For the typical Washington testator putting together an estate plan, the main goal will be to leave enough resources for loved ones and dependents to ensure their financial stability and comfort in the future. Therefore, people often seek to maximize the value of assets passed on to the next generation of their family and to set aside specific resources for specific beneficiaries that have personal or emotional significance.
Although it is common for people to imagine the pleasant surprise a beneficiary might experience when learning about their inheritance or making use of it in the future, people are less likely to consider the potentially negative consequences of receiving a lump-sum inheritance. The following are some of the risks that a testator can possibly address by carefully structuring what they leave for children and other beneficiaries when considering leaving large gifts behind.
One of the biggest concerns related to a one-time inheritance is the possibility that someone will frivolously waste those resources. It is actually quite common for even responsible adults to mismanage inherited resources and spend them on unnecessary and even meaningless purchases. Testators may want to consider using a trust to limit someone’s access to certain assets or how much they can liquidate at one time.

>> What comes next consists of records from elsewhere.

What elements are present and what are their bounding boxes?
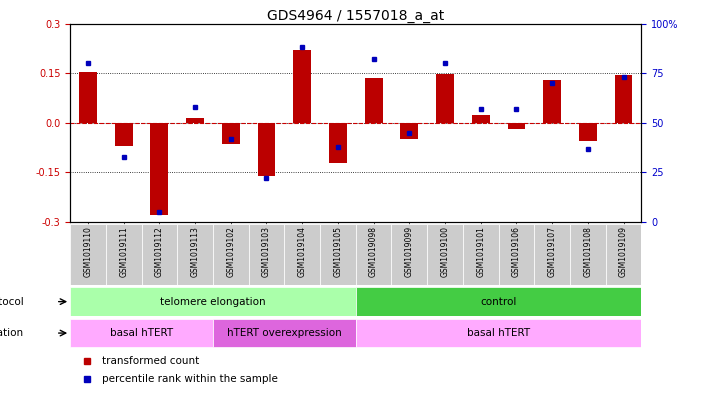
Bar [70, 224, 106, 285]
Text: basal hTERT: basal hTERT [467, 328, 530, 338]
Bar [615, 75, 632, 123]
Bar [213, 319, 355, 347]
Bar [365, 78, 383, 123]
Bar [115, 123, 132, 146]
Bar [570, 224, 606, 285]
Bar [70, 319, 213, 347]
Bar [355, 319, 641, 347]
Bar [355, 287, 641, 316]
Text: telomere elongation: telomere elongation [160, 297, 266, 307]
Bar [320, 224, 355, 285]
Text: basal hTERT: basal hTERT [110, 328, 173, 338]
Text: GSM1019109: GSM1019109 [619, 226, 628, 277]
Text: GSM1019101: GSM1019101 [476, 226, 485, 277]
Text: GSM1019108: GSM1019108 [583, 226, 592, 277]
Bar [463, 224, 498, 285]
Bar [70, 287, 355, 316]
Title: GDS4964 / 1557018_a_at: GDS4964 / 1557018_a_at [267, 9, 444, 22]
Text: protocol: protocol [0, 297, 24, 307]
Bar [472, 114, 490, 123]
Bar [579, 123, 597, 141]
Bar [177, 224, 213, 285]
Bar [534, 224, 570, 285]
Text: GSM1019100: GSM1019100 [440, 226, 449, 277]
Text: GSM1019104: GSM1019104 [298, 226, 307, 277]
Bar [257, 123, 275, 176]
Bar [213, 224, 249, 285]
Bar [606, 224, 641, 285]
Bar [355, 224, 391, 285]
Bar [285, 224, 320, 285]
Bar [106, 224, 142, 285]
Bar [186, 118, 204, 123]
Text: transformed count: transformed count [102, 356, 199, 367]
Text: genotype/variation: genotype/variation [0, 328, 24, 338]
Text: GSM1019110: GSM1019110 [83, 226, 93, 277]
Text: GSM1019105: GSM1019105 [334, 226, 342, 277]
Text: GSM1019111: GSM1019111 [119, 226, 128, 277]
Bar [142, 224, 177, 285]
Text: GSM1019098: GSM1019098 [369, 226, 378, 277]
Bar [508, 123, 525, 129]
Bar [400, 123, 418, 140]
Bar [293, 50, 311, 123]
Text: percentile rank within the sample: percentile rank within the sample [102, 374, 278, 384]
Text: GSM1019112: GSM1019112 [155, 226, 164, 277]
Text: GSM1019106: GSM1019106 [512, 226, 521, 277]
Bar [498, 224, 534, 285]
Text: GSM1019113: GSM1019113 [191, 226, 200, 277]
Bar [79, 72, 97, 123]
Bar [391, 224, 427, 285]
Bar [436, 74, 454, 123]
Text: GSM1019103: GSM1019103 [262, 226, 271, 277]
Bar [543, 80, 561, 123]
Bar [249, 224, 285, 285]
Text: control: control [480, 297, 517, 307]
Bar [427, 224, 463, 285]
Text: hTERT overexpression: hTERT overexpression [227, 328, 341, 338]
Text: GSM1019107: GSM1019107 [547, 226, 557, 277]
Text: GSM1019102: GSM1019102 [226, 226, 236, 277]
Bar [151, 123, 168, 215]
Bar [329, 123, 347, 162]
Bar [222, 123, 240, 144]
Text: GSM1019099: GSM1019099 [404, 226, 414, 277]
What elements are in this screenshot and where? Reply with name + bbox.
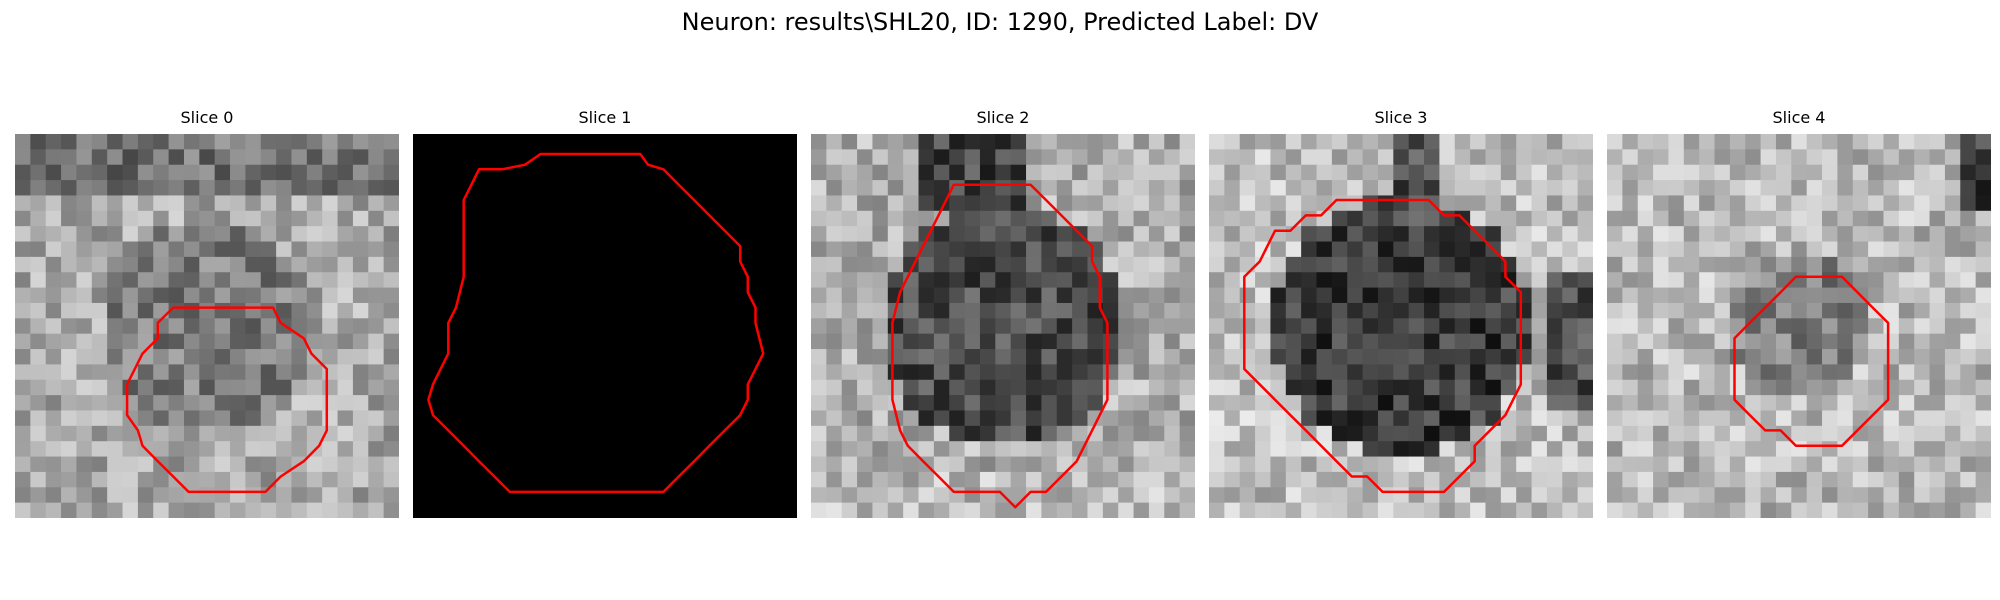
slice-panel-1: Slice 1 [413, 108, 797, 518]
slice-image [811, 134, 1195, 518]
roi-contour [1733, 275, 1890, 448]
slice-title: Slice 3 [1374, 108, 1428, 127]
slice-image [1209, 134, 1593, 518]
slice-panel-3: Slice 3 [1209, 108, 1593, 518]
slice-panel-2: Slice 2 [811, 108, 1195, 518]
roi-contour [427, 152, 765, 494]
slice-title: Slice 4 [1772, 108, 1826, 127]
figure-title: Neuron: results\SHL20, ID: 1290, Predict… [681, 8, 1319, 36]
slice-panel-4: Slice 4 [1607, 108, 1991, 518]
slice-title: Slice 0 [180, 108, 234, 127]
slice-title: Slice 1 [578, 108, 632, 127]
roi-contour [125, 306, 329, 494]
roi-contour [891, 183, 1109, 509]
slice-image [413, 134, 797, 518]
slice-panel-0: Slice 0 [15, 108, 399, 518]
slice-title: Slice 2 [976, 108, 1030, 127]
slice-image [1607, 134, 1991, 518]
slice-image [15, 134, 399, 518]
roi-contour [1243, 198, 1523, 494]
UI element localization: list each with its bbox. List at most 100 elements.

Washington does impose an estate tax, although it is the estate itself that is responsible for making those payments. The state does not collect an inheritance tax from beneficiaries. However, there are other taxes that a beneficiary might be responsible for paying. Capital gains taxes could consume a significant portion of what someone inherits if they sell resources like real estate after receiving them from the estate. Testators may need to add very specific terms to their estate planning paperwork to minimize the risk of taxes and facilitate the low-cost transfer of their most valuable assets.
Divorce and a loss of assets
Typically, property inherited by one person during a marriage is their separate property. However, many individuals who receive a large windfall will deposit resources into shared bank accounts or give a spouse full access to their inheritance. Doing so means that those assets may be at risk in the future if they divorce. Therefore, testators may have to consider the risk of a loved one divorcing in the future. By putting together a very thorough estate plan, possibly using a trust, a testator can reduce the likelihood of commingling and the challenges that it would cause should one of the beneficiaries of the estate eventually divorce.
Acknowledging the circumstances in which a large inheritance could end up causing problems for beneficiaries may help individuals to craft more effective and beneficial estate plans and to be inspired to seek any legal guidance they may need in order to accomplish this consequential aim.